Antes do “caso” Bellucci-Feijão-número 1-Copa Davis-João Zwetsch, alguns desavisados devem pensar: ou quem viaja até o Brasil está desinteressado(a) ou o(a)s brasileiro(a)s deveriam ter rankings muito melhores. Na verdade, poderiam. Deveriam, se fosse uma ciência exata. Exemplo: Teliana em 2014 era 98ª da WTA e somou no Rio + Florianópolis, mesmo com a mudança de piso, 4 vitórias. 3 dessas sobre adversárias de melhor ranking, na época (60, 66, 81). Teliana não chegou a ser 60 do mundo (ainda). No meio do caminho acontece, a cada semana, troca de piso, de altitude, lesão, mudança de calendário, um jogo que escapa, um dia ruim, uma chave mais dura, etc, etc.

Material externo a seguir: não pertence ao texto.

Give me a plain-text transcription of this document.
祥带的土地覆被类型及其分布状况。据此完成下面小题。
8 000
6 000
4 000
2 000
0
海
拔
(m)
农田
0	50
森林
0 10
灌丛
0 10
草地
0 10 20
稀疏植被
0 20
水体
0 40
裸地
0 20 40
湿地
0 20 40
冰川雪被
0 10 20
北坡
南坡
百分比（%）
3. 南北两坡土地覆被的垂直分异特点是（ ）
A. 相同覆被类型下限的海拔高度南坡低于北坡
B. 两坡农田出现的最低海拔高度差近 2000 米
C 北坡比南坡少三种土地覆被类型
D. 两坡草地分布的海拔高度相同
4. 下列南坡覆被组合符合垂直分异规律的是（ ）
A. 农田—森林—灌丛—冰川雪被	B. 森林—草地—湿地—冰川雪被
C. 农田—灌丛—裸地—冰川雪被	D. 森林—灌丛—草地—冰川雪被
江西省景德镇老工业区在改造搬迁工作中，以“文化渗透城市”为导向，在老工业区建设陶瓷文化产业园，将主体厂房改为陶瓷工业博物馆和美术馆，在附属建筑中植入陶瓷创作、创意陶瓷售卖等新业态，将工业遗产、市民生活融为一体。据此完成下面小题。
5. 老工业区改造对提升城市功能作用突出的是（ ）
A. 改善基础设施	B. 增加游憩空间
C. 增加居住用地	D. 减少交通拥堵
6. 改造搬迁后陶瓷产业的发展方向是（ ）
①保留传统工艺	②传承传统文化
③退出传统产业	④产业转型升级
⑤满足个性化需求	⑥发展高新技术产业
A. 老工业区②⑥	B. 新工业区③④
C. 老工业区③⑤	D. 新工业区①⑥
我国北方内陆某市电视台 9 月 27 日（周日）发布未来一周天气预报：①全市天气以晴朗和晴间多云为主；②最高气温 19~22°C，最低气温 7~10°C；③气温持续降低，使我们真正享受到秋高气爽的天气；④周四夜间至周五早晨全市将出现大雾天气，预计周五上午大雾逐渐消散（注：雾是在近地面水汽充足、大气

E não é sempre que o fator torcida vai colaborar. Por isso, há de se aproveitar as raras oportunidades em casa (Florianópolis este ano mudou para o final de julho), e não esperar que Bia, 234ª, deve estar no top 100 em um piscar de olhos porque ontem ganhou da 77ª da WTA. A canhota pode estar. Devagar e sempre. (Independente do que aconteça diante da italiana Sara Errani, 16ª e cabeça de chave 1 do torneio, em instantes).

De volta ao masculino, a bola da vez é nego drama. Feijão repetiu as campanhas de Bellucci em 2014: semi em São Paulo e quartas no Rio (boas chances de ir à semi logo mais, contra o austríaco Andreas Haider-Maurer). E começam as comparações incomparáveis.


Antes dos torneios no Brasil, Bellucci tinha em 2014 um ranking pior do que Feijão em 2015, muito por conta de um 2º semestre de 2013 desastroso. A empolgação com as duas semanas foi muito grande, por motivos diferentes. Para Bellucci, era retornar ao top 100 e, quem sabe, a posições mais altas que ele já ocupara anteriormente, pra ser cabeça de chave nos torneios maiores, etc. Para Feijão, agora, é o melhor momento da vida. E aí já aparece o 1º ponto a se considerar: a expectativa que público, imprensa, patrocinadores, etc tiveram sobre cada um nos últimos anos.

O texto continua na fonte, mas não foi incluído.